Nach dem Zweiten Weltkrieg wurde Anfang 1946 der nicht mehr zeitgemäße Stiftungszweck von der Stadt dahingehend geändert, dass der Erlös aus dem Mieteinnahmen des Wohnhauses für die Berufsausbildung von Waisenkindern genutzt werden sollte. Nachdem Ende der 1940er Jahre das Tiedemannsche Vermächtnis in die Sammelstiftung der Stadt Radebeul überführt worden war, nutzte die Stadt ab 1949 das Gebäude für eine städtische Kindertagesstätte.

Seit 1991 betreibt der im selben Jahr gegründete Verein zur Pflege der Waldorfpädagogik Radebeul dort eine Kindertagesstätte. Nach zuerst zwölf Kindern im Kindergartenalter wurde im Jahr 1996 eine erste Kleinkindgruppe („Wiegestube“) für sechs Kleinkinder im Alter von 1 bis 3 Jahren als Modellprojekt eingerichtet. Bis dahin gab es in der Waldorfpädagogik deutschlandweit keine Krippenerziehung.

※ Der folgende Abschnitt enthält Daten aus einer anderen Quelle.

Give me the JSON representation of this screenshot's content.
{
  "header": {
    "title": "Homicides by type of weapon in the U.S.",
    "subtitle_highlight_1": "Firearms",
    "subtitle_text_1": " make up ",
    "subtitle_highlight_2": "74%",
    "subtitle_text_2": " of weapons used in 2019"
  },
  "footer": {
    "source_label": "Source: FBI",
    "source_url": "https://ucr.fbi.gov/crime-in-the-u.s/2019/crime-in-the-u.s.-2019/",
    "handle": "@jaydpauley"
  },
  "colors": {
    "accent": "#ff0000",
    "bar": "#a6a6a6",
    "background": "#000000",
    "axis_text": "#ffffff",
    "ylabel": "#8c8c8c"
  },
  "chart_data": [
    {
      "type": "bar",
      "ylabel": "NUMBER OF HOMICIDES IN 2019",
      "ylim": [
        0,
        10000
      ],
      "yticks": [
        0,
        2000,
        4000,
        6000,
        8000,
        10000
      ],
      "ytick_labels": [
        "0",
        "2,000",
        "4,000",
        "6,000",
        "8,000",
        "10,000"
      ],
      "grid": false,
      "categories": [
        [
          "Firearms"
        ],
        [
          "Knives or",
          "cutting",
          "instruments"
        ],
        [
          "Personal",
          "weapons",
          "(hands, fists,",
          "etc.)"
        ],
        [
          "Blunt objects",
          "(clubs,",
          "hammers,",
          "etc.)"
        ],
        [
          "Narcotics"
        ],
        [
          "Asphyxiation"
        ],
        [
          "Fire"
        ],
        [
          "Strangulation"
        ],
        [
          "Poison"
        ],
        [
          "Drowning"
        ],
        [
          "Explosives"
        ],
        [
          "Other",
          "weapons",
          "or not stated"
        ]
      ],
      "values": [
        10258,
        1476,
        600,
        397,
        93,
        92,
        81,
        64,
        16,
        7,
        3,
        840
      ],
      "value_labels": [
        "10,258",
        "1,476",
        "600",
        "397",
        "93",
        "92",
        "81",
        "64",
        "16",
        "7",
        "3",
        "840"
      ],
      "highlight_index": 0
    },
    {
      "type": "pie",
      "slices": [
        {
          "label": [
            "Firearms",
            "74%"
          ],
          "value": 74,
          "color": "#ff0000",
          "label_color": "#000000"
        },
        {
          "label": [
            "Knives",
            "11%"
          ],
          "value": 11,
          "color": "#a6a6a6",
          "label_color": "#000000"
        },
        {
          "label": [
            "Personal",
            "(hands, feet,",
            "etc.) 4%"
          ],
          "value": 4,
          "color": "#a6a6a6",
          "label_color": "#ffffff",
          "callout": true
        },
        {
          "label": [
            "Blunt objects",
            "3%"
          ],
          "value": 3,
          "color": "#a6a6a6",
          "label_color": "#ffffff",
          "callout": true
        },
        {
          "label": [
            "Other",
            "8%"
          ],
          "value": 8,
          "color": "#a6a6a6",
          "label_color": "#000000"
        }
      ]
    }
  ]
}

In Folge eines Schwelbrandes im November 1999 brannte das erste Obergeschoss vollständig aus, während das Erdgeschoss durch Wasserschaden nahezu unbrauchbar wurde. Nach erfolgreicher Wiedereröffnung im Jahr 2000 wurden 2004 weitere Umbauarbeiten vorgenommen, unter anderem durch den Ausbau des Dachgeschosses. Zudem konnte der Waldorfpädagogik-Verein das Haus in Erbbaurecht übernehmen.

Im Jahr 2021 wurden in den zwei „Wiegestuben“ und vier altersgemischten Kindergartengruppen 75 Kinder betreut.

Literatur

  • Volker Helas (Bearb.): Stadt Radebeul. Hrsg.: Landesamt für Denkmalpflege Sachsen, Große Kreisstadt Radebeul (= Denkmaltopographie Bundesrepublik Deutschland. Denkmale in Sachsen). Sax-Verlag, Beucha 2007, ISBN 978-3-86729-004-3.
  • Tiedemannsches Vermächtnis. In: Annette Karnatz (Red.): Stadtlexikon Radebeul. Historisches Handbuch für die Lößnitz. Hrsg.: Große Kreisstadt Radebeul. 3. überarbeitete und ergänzte Auflage. Radebeul 2021, ISBN 978-3-938460-22-1, S. 260.
  • Verein zur Pflege der Waldorfpädagogik Radebeul e. V. In: Annette Karnatz (Red.): Stadtlexikon Radebeul. Historisches Handbuch für die Lößnitz. Hrsg.: Große Kreisstadt Radebeul. 3. überarbeitete und ergänzte Auflage. Radebeul 2021, ISBN 978-3-938460-22-1, S. 263.

Einzelnachweise

  1. Eintrag in der Denkmaldatenbank des Landes Sachsen zur Denkmal-ID 08950717 (PDF, inklusive Kartenausschnitt). Abgerufen am 4. April 2022.
  2. Adressbuch Dresden mit Vororten 1900, VI. Theil Niederlößnitz, S. 354.